There have been several tectonic shift in the collegiate basketball world this summer. First, legendary head coaches Roy Williams and Mike Krzyzkewski stepping down from their posts. Second, the passage of NIL legislation to allow athletes to make money of off their own branding. And now, the biggest shock of them all, Texas and Oklahoma forcing their way out of the Big 12 and moving to the SEC.
The reason for the Longhorns and Sooners’ exit can be boiled down to two words: football money. This is the South we’re talking about, where kids are playing tackle football at the age of four and 75,000 people show up to high school games on Friday nights. There are buckets of cash to be made, and the way to capitalize on the frenzied fandom is by putting the biggest brands together. According to Forbes, the SEC now has nine of the 12 most valuable brands in college football. They’ll be making must-see TV almost every fall Saturday.
What completely falls by the wayside in this crazy move is the impact it could have on SEC basketball, which made a meteroic rise in the past year. Alabama, Arkansas, LSU and Florida made major waves in the NCAA Tournament, powered by NASCAR-paced offenses and led by charismatic young head coaches. Don’t forget about Coach Cal and Kentucky as well. Texas and Oklahoma have had great basketball teams in the past couple of years, competing in a very loaded Big 12, and now could certainly pull more prospects out of Georgia and Florida.

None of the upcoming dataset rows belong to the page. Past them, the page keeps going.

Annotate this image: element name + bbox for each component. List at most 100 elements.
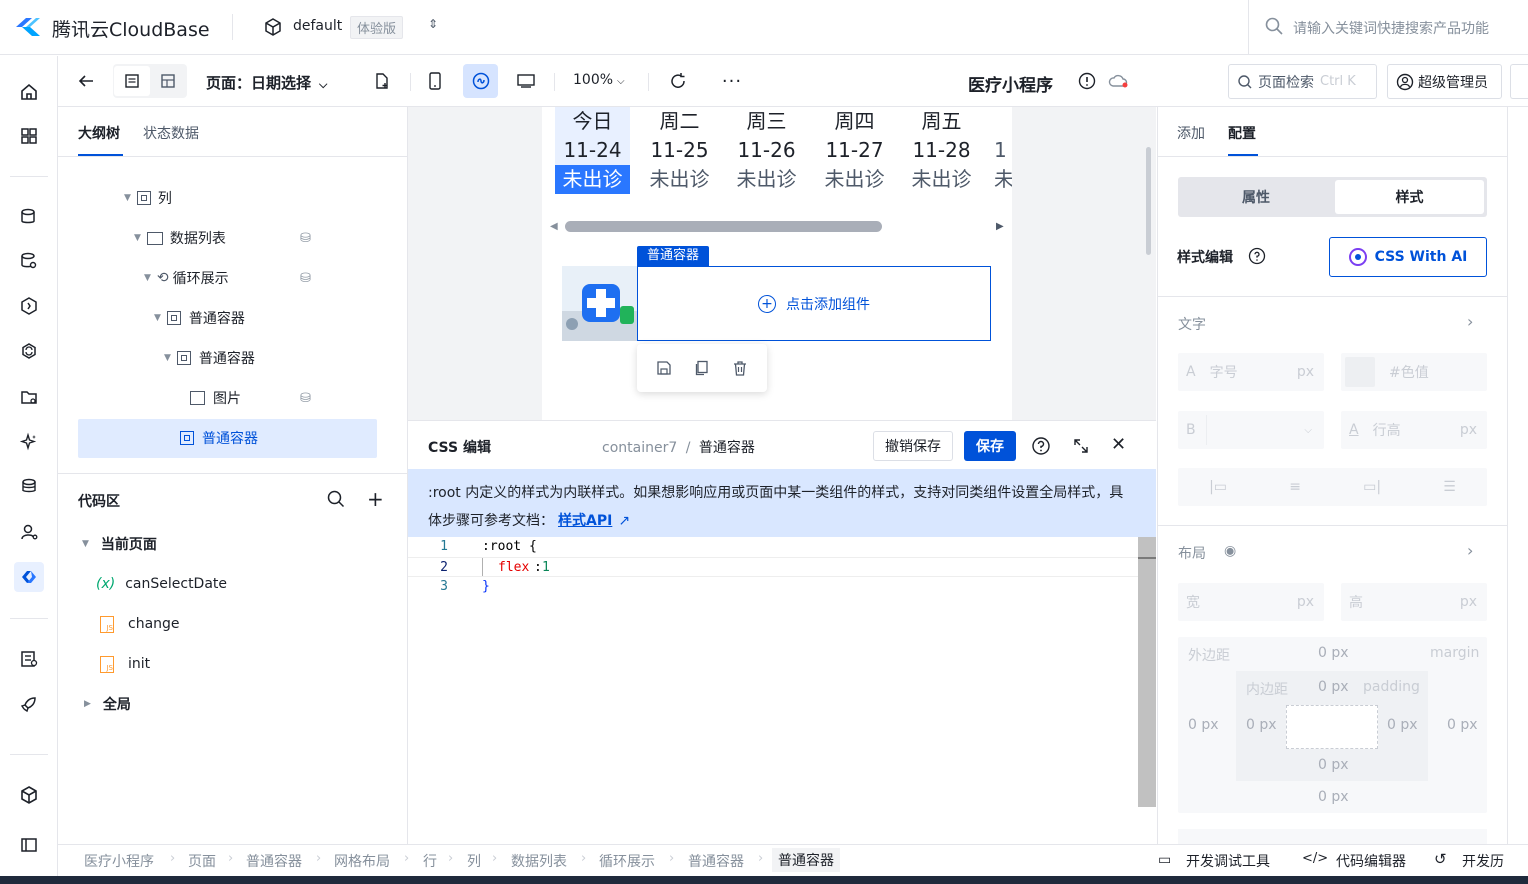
add-component-placeholder[interactable]: + 点击添加组件 (637, 266, 991, 341)
css-with-ai-button[interactable]: CSS With AI (1329, 237, 1487, 277)
date-item[interactable]: 周五 11-28 未出诊 (904, 107, 979, 205)
tree-node-container[interactable]: ▼ 普通容器 (164, 339, 255, 377)
segment-style[interactable]: 样式 (1335, 180, 1484, 214)
hexagon-function-icon[interactable] (14, 291, 44, 321)
global-search-input[interactable]: 请输入关键词快捷搜索产品功能 (1293, 18, 1523, 38)
search-icon[interactable] (326, 489, 346, 509)
breadcrumb-item[interactable]: 普通容器 (688, 851, 744, 871)
refresh-icon[interactable] (664, 64, 692, 98)
code-editor[interactable]: 1 :root { 2 flex : 1 3 } (408, 537, 1156, 845)
margin-right-value[interactable]: 0 px (1447, 717, 1478, 733)
css-path-parent[interactable]: container7 (602, 440, 677, 456)
tree-node-container-selected[interactable]: 普通容器 (180, 419, 258, 457)
align-left-icon[interactable]: |▭ (1209, 479, 1227, 495)
revert-save-button[interactable]: 撤销保存 (873, 431, 953, 461)
debug-tool-button[interactable]: 开发调试工具 (1186, 851, 1270, 871)
home-icon[interactable] (14, 77, 44, 107)
back-arrow-icon[interactable] (72, 64, 100, 98)
code-item-js[interactable]: JS init (100, 645, 150, 683)
history-button[interactable]: 开发历 (1462, 851, 1504, 871)
rocket-deploy-icon[interactable] (14, 689, 44, 719)
page-view-icon[interactable] (114, 66, 150, 96)
zoom-selector[interactable]: 100% ⌵ (573, 72, 625, 88)
color-field[interactable]: #色值 (1341, 353, 1487, 391)
breadcrumb-item[interactable]: 页面 (188, 851, 216, 871)
breadcrumb-item[interactable]: 数据列表 (511, 851, 567, 871)
tree-node-data-list[interactable]: ▼ 数据列表 ⛁ (134, 219, 324, 257)
date-item[interactable]: 周三 11-26 未出诊 (729, 107, 804, 205)
code-item-js[interactable]: JS change (100, 605, 180, 643)
cloudbase-logo-icon[interactable] (14, 14, 42, 40)
admin-button[interactable]: 超级管理员 (1387, 64, 1502, 99)
current-page-group[interactable]: ▼ 当前页面 (82, 525, 157, 563)
date-item[interactable]: 今日 11-24 未出诊 (555, 107, 630, 205)
padding-right-value[interactable]: 0 px (1387, 717, 1418, 733)
layout-view-icon[interactable] (150, 66, 186, 96)
add-code-icon[interactable]: + (367, 487, 384, 511)
breadcrumb-item[interactable]: 行 (423, 851, 437, 871)
mobile-preview-icon[interactable] (422, 64, 448, 98)
scroll-right-icon[interactable]: ▶ (996, 221, 1004, 232)
env-switch-icon[interactable]: ⇕ (428, 17, 438, 31)
segment-props[interactable]: 属性 (1181, 180, 1331, 214)
expand-icon[interactable] (1071, 436, 1091, 456)
apps-grid-icon[interactable] (14, 121, 44, 151)
tab-add[interactable]: 添加 (1177, 123, 1205, 143)
canvas-vertical-scrollbar[interactable] (1146, 147, 1151, 255)
breadcrumb-item[interactable]: 普通容器 (246, 851, 302, 871)
more-options-icon[interactable]: ··· (718, 64, 746, 98)
database-search-icon[interactable] (14, 246, 44, 276)
line-height-field[interactable]: A 行高 px (1341, 411, 1487, 449)
user-settings-icon[interactable] (14, 517, 44, 547)
external-link-icon[interactable]: ↗ (618, 513, 630, 529)
breadcrumb-item[interactable]: 医疗小程序 (84, 851, 154, 871)
mini-program-preview-icon[interactable] (463, 64, 498, 98)
code-editor-button[interactable]: 代码编辑器 (1336, 851, 1406, 871)
height-field[interactable]: 高 px (1341, 583, 1487, 621)
close-icon[interactable]: ✕ (1111, 434, 1126, 455)
align-center-icon[interactable]: ≡ (1289, 479, 1301, 495)
copy-icon[interactable] (694, 360, 710, 376)
ai-sparkle-icon[interactable] (14, 427, 44, 457)
log-list-icon[interactable] (14, 644, 44, 674)
lowcode-editor-icon[interactable] (14, 562, 44, 592)
sync-icon[interactable] (14, 336, 44, 366)
tab-config[interactable]: 配置 (1228, 123, 1256, 143)
breadcrumb-item[interactable]: 网格布局 (334, 851, 390, 871)
save-icon[interactable] (656, 360, 672, 376)
cloud-status-icon[interactable] (1106, 64, 1132, 98)
app-logo-text[interactable]: 腾讯云CloudBase (52, 15, 210, 42)
save-button[interactable]: 保存 (964, 431, 1016, 461)
date-item[interactable]: 周二 11-25 未出诊 (642, 107, 717, 205)
scroll-left-icon[interactable]: ◀ (550, 221, 558, 232)
folder-settings-icon[interactable] (14, 382, 44, 412)
tree-node-column[interactable]: ▼ 列 (124, 179, 172, 217)
storage-stack-icon[interactable] (14, 472, 44, 502)
align-right-icon[interactable]: ▭| (1363, 479, 1381, 495)
margin-bottom-value[interactable]: 0 px (1318, 789, 1349, 805)
database-settings-icon[interactable] (14, 202, 44, 232)
chevron-right-icon[interactable]: › (1467, 541, 1473, 560)
help-icon[interactable] (1031, 436, 1051, 456)
date-item[interactable]: 周四 11-27 未出诊 (817, 107, 892, 205)
eye-icon[interactable]: ◉ (1224, 543, 1236, 559)
desktop-preview-icon[interactable] (512, 64, 540, 98)
help-icon[interactable] (1248, 247, 1266, 265)
tree-node-container[interactable]: ▼ 普通容器 (154, 299, 245, 337)
page-search-button[interactable]: 页面检索 Ctrl K (1228, 64, 1377, 99)
plugin-cube-icon[interactable] (14, 780, 44, 810)
align-justify-icon[interactable]: ☰ (1443, 479, 1456, 495)
width-field[interactable]: 宽 px (1178, 583, 1324, 621)
tree-node-image[interactable]: 图片 ⛁ (190, 379, 324, 417)
overflow-button[interactable] (1510, 64, 1528, 99)
tab-outline-tree[interactable]: 大纲树 (78, 123, 120, 143)
page-selector[interactable]: 页面：日期选择 ⌵ (206, 72, 327, 93)
padding-bottom-value[interactable]: 0 px (1318, 757, 1349, 773)
padding-top-value[interactable]: 0 px (1318, 679, 1349, 695)
code-item-variable[interactable]: (x) canSelectDate (96, 565, 227, 603)
global-group[interactable]: ▶ 全局 (84, 685, 131, 723)
env-name[interactable]: default (293, 18, 342, 34)
delete-icon[interactable] (732, 360, 748, 376)
padding-left-value[interactable]: 0 px (1246, 717, 1277, 733)
editor-scrollbar[interactable] (1138, 537, 1156, 807)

If we’re being completely honest, it’s the other eight schools in the Big 12 (yeah, I know) that are going to have bigger problems in the next couple of years if the conference folds. What happens to defending national champion Baylor? Does Kansas head north to the Big 10? Is West Virginia summoned to the ACC? Where do the Oklahoma States and Texas Techs of the world go? These sort of uncertainties will keep players away from schools in the South, sending more talent elsewhere.